Dave McClure, the famous hyperactive and controversial venture capitalist & the founding general partner at 500 Startups (an internet seed fund and startup accelerator program in Mountain View, CA.) was recently in Mexico City as part of a “business tour” that his organization calls Geeks On A Plane (GOAP).
GOAP is a tour for startups, investors and executives to learn about burgeoning technology markets worldwide, and this was their first time in Mexico. As part of the protocolary etiquette for this rather unconventional group of very interesting people, a formal reception at the house of the U.S. Ambassador in Mexico was held and later on an “Off the Record” Roundtable took place at the Mexico City´s Startup Weekend 2012 event.
I was kindly invited to participate both at the Ambassador´s reception and the Roundtable, where I had the privilege of exchanging ideas with both young and energetic U.S. entrepreneurs, as well as very savvy Silicon Valley investors.
There is clearly some kind of magic that happens in Silicon Valley and nowhere else. After spending sometime with these fellows, you got the impression that the laws of gravity do not apply there. Nothing can fall, and even if it falls (and that´s what normally happens), nobody calls that a failure (they call it learning) and they try again, aiming even higher the next time.
I was able to confirm that big difference at the “Off the Record” Roundtable where the specific conditions of the Mexican Startup/VC ecosystem were analyzed.
Inspired by Dave´s “call-it-as-it-is” attitude, my participation was somehow controversial, but hopefully enriched both our visitors and Mexican colleagues with an alternative perspective of the sometimes boring and endless “what-is-missing-from-the-Mexican-ecosystem-for-Internet-Startups” discussion. Some of those concepts were:
- There is a growing number of engineers graduating in Mexico (a larger number than even Brazil), but that does not create automatically entrepreneurs. It´s good to have qualified (and inexpensive) technical resources, but more is needed.
- Engineers are overrated in Mexico (disclosure: I am an engineer myself) and most of the attention in Academic, Government and Startup-related programs and events has focused on them. We need a healthier balance of technically-savvy business guys working together with programmers, as it happens in Silicon Valley.
- Mexican entrepreneurs aim too low. They still have to develop the confidence and ambition to go for the homerun and not for the lifestyle business (even if it has a digital format). I mentioned that it is ironic how Argentina with all its structural, political and long term economic problems, has one of the most vibrant startup ecosystems in Latin America, mainly due to their entrepreneurs’ attitude (there is a joke in Mexico that goes: “the best business you can do is selling an Argentinian for what he/she thinks is worth”). That attitude has given them a few homeruns like Mercado Libre and Patagon, which on turn seeded much of what´s going on there.

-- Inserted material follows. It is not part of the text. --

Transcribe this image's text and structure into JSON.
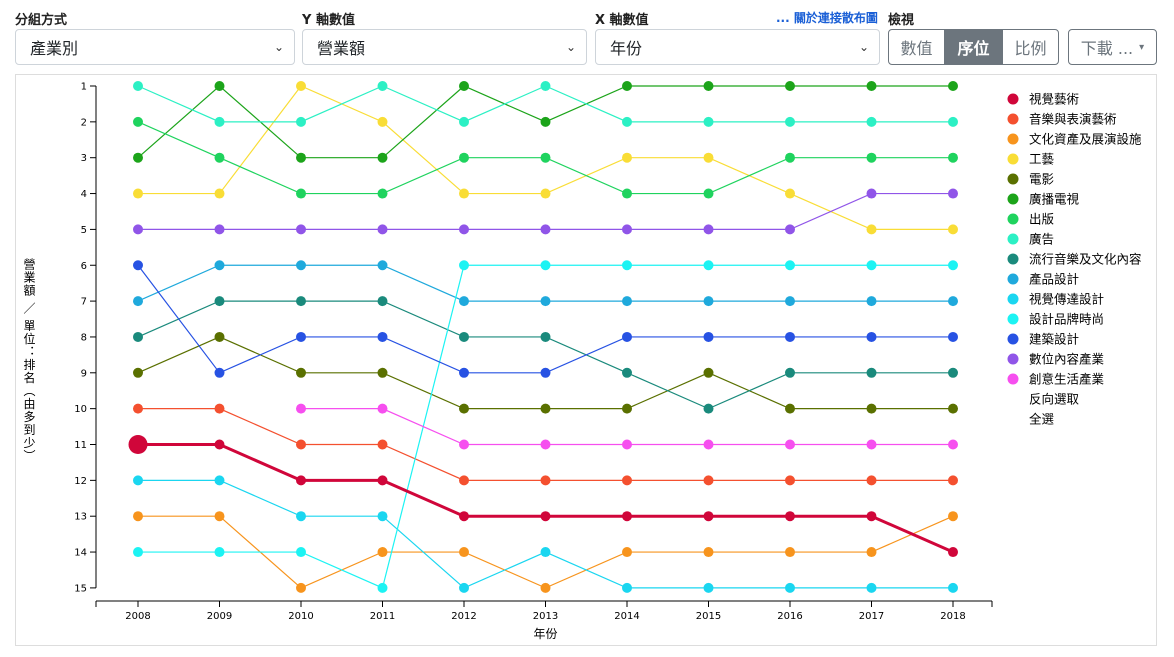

- Mexico has no end-to-end seed capital for the first two critical rounds: the incubator round (US$15K) and the post-seed round (US$250K), which normally happen on a continuum. There is an increasing source of funds for “incubator rounds”, as it is a cheap way to enter the game with high rewards, but nobody is automatically following on with the next ticket where the risk and returns are still high (which is what Yuri Milner does for Y Combinator´s graduates with his US$150K convertible note). The few VCs and Angel groups are either to high in the food chain or are too slow and rigid to swiftly pick up the good projects coming out of the increasing number of incubators, accelerators and discovery funds.
- There was a debate whether or not Mexicans were risk averse and I firmly stated that the concept may apply to investors and wealthy families that still look for safe heavens in real estate or franchises, but not to the middle class young entrepreneurs which have learned over the last couple of decades that the corporate world is neither safe or a chance to make a difference. I also commented that at the end of the day, money is fungible and if the Mexican investors don´t get it fast enough, money from abroad will start looking at Mexico as an invesment destination for Internet Startups, given its US$1 Trillion cuasi-monopolistic economy , combined with the US$1 trillion purchasing power of the U.S. Hispanic community (made primarily of people from Mexican-origin).
- Finally I gave a few recommendations to the entrepreneurs coming with the GOAP tour and interested in attacking the Latin American markets:
- Go Mobile first: most of the users (over 71% in Mexico) are accesing Internet services for the first time thru mobile devices, not via desktop or laptops with web interfaces.
- Try to resolve the “consumption platforms” challenges first (online payments, deliveries, distribution) where the biggest rewards reside.
- Exploit your own Latin American market within the U.S.: the Hispanic market that on the one hand follows consumption patterns from Mexico and other Latin countries, but on the other are blended with American trends. It is a difficult market for Americans to understand, but believe me (I spent seven years in the U.S. pursuing that market), it is also difficult for native Latin Americans that also have to do a lot of learning.